How did local jail cooperation policies affect ICE arrest volumes across states in 2025?
Executive summary
Local jail cooperation policies in 2025 meaningfully shaped where and how ICE carried out arrests: states and counties that require or incentivize collaboration saw higher proportions of jail‑based transfers and overall ICE custody volumes, while jurisdictions that restricted cooperation shifted much of ICE’s activity into community-based “at‑large” operations [1] [2] [3]. Researchers and reporters agree this variation helped blunt the administration’s ability to meet mass‑deportation goals by denying ICE easy access to detained people, forcing more resource‑intensive field operations [4] [5].
1. How cooperation turned jails into force multipliers for ICE
Where county jails honored detainers, maintained notification practices, or entered 287(g) agreements, ICE could rapidly convert local arrests into federal custody, producing high jail‑based arrest counts and inflating state totals — a pattern visible in Texas and Florida, which require or actively promote collaboration and recorded disproportionately high jail‑origin arrests [1] [2] [6]. The Associated Press documented local laws and state incentives that expanded programs and produced spikes in ICE arrests in cooperating counties, noting that federal payments and many new agreements made some jails hubs for enforcement [7].
2. Sanctuary and restriction policies redirected ICE into the community
In states with statutory limits on law‑enforcement cooperation — including California, Massachusetts, New York, Illinois and Oregon — the share of ICE arrests originating in jails “tanks,” and the majority of activity shifted to street, workplace, and home arrests, which are costlier and logistically harder for ICE [1] [3] [8]. UCLA and Prison Policy Initiative analyses link Northern California’s comparatively low per‑capita ICE arrest rate to state sanctuary laws and local resistance, demonstrating that cooperation restrictions reduced ICE’s easy pipeline from local lockups [8] [4].
3. The net effect on arrest volumes: mixed but meaningful resistance
Across states, the absence of local cooperation did not eliminate ICE activity, but it bluntly reduced the scale and efficiency of jail‑sourced arrests and therefore constrained the administration’s mass‑deportation ambitions; Prison Policy’s update concludes state and local limits “remain well behind” the administration’s goals by limiting custody flows [4]. National reportage and datasets show ICE increased arrests overall in 2025, but the distribution and intensity were shaped by where jails cooperated — states that refused cooperation saw lower jail‑origin counts even amid a national surge [5] [6] [9].

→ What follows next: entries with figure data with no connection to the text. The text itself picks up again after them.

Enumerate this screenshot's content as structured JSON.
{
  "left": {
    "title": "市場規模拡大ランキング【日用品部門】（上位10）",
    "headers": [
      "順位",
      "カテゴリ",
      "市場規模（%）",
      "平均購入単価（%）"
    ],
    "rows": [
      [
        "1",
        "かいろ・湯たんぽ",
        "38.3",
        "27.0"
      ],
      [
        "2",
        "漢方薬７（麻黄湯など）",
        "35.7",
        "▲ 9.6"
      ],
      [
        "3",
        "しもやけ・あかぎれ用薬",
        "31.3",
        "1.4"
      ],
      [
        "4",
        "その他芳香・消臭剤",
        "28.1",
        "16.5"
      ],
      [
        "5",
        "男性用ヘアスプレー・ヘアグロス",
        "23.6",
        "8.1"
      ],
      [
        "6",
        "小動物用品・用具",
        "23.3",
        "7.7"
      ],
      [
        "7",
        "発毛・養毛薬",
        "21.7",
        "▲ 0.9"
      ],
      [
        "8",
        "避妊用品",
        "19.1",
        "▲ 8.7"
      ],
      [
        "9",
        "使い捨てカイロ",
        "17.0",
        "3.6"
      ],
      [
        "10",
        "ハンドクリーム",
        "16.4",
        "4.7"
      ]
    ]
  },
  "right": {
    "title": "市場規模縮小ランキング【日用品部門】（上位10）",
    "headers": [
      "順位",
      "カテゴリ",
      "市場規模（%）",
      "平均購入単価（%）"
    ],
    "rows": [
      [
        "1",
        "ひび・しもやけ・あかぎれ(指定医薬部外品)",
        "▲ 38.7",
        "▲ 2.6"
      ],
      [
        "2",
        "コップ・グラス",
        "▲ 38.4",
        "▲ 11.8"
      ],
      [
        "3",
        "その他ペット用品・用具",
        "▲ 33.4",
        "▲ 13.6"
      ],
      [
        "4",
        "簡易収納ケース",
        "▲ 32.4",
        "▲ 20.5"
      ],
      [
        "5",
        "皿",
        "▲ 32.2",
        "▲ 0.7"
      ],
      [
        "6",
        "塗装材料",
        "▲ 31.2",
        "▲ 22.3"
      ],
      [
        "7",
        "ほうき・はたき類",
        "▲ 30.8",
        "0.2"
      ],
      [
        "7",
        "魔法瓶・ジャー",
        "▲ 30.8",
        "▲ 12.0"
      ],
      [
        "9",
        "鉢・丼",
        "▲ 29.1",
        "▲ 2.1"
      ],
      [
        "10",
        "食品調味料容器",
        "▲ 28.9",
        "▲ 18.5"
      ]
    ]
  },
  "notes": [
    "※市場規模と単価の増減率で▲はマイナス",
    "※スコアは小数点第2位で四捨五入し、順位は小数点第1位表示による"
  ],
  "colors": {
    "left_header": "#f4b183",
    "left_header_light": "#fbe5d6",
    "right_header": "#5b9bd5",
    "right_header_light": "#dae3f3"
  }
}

4. ICE adapted tactics: more at‑large operations and logistical tradeoffs
Faced with barriers to jail transfers, ICE redirected resources into community sweeps and tracking individuals outside custody, a tactical shift documented by The Washington Post’s analysis showing fewer jail‑based arrests and soaring at‑large arrests as field operations expanded — a change that raises costs, political visibility, and legal scrutiny for ICE [5]. Multiple analysts noted that when jails do not “piggyback” on routine arrests, ICE must invest more in surveillance, warrants, and manpower — slowing throughput and complicating the goal of mass, rapid removals [3] [4].
5. Geography, policy, and local politics interact
State statutes, county sheriff decisions, and electoral politics combined to produce heterogeneity: border states or large immigrant‑population states with cooperative counties (e.g., parts of Texas and Florida) yielded high per‑capita jail transfers, while politically liberal states with sanctuary laws produced pockets of dramatically lower jail‑origin arrests; in some places, Republican governors and sheriffs pushed cooperation despite statewide limits, revealing local leadership as a swing factor [2] [1] [7] [4].
6. Limits of reporting and open questions
Available public datasets and journalistic analyses flag data quality issues — ICE’s inconsistent location coding and incomplete records confound precise attribution of arrests to jails versus community settings — so while patterns of correlation between cooperation policies and arrest volumes are robust across multiple sources, exact causal magnitudes remain imperfectly measured [4] [1]. The competing narratives — ICE framing expanded field operations as strategic, critics calling them a response to local resistance — both appear in the record, and assessments must weigh DHS incentives, local budgets, and political agendas driving cooperation [7] [5].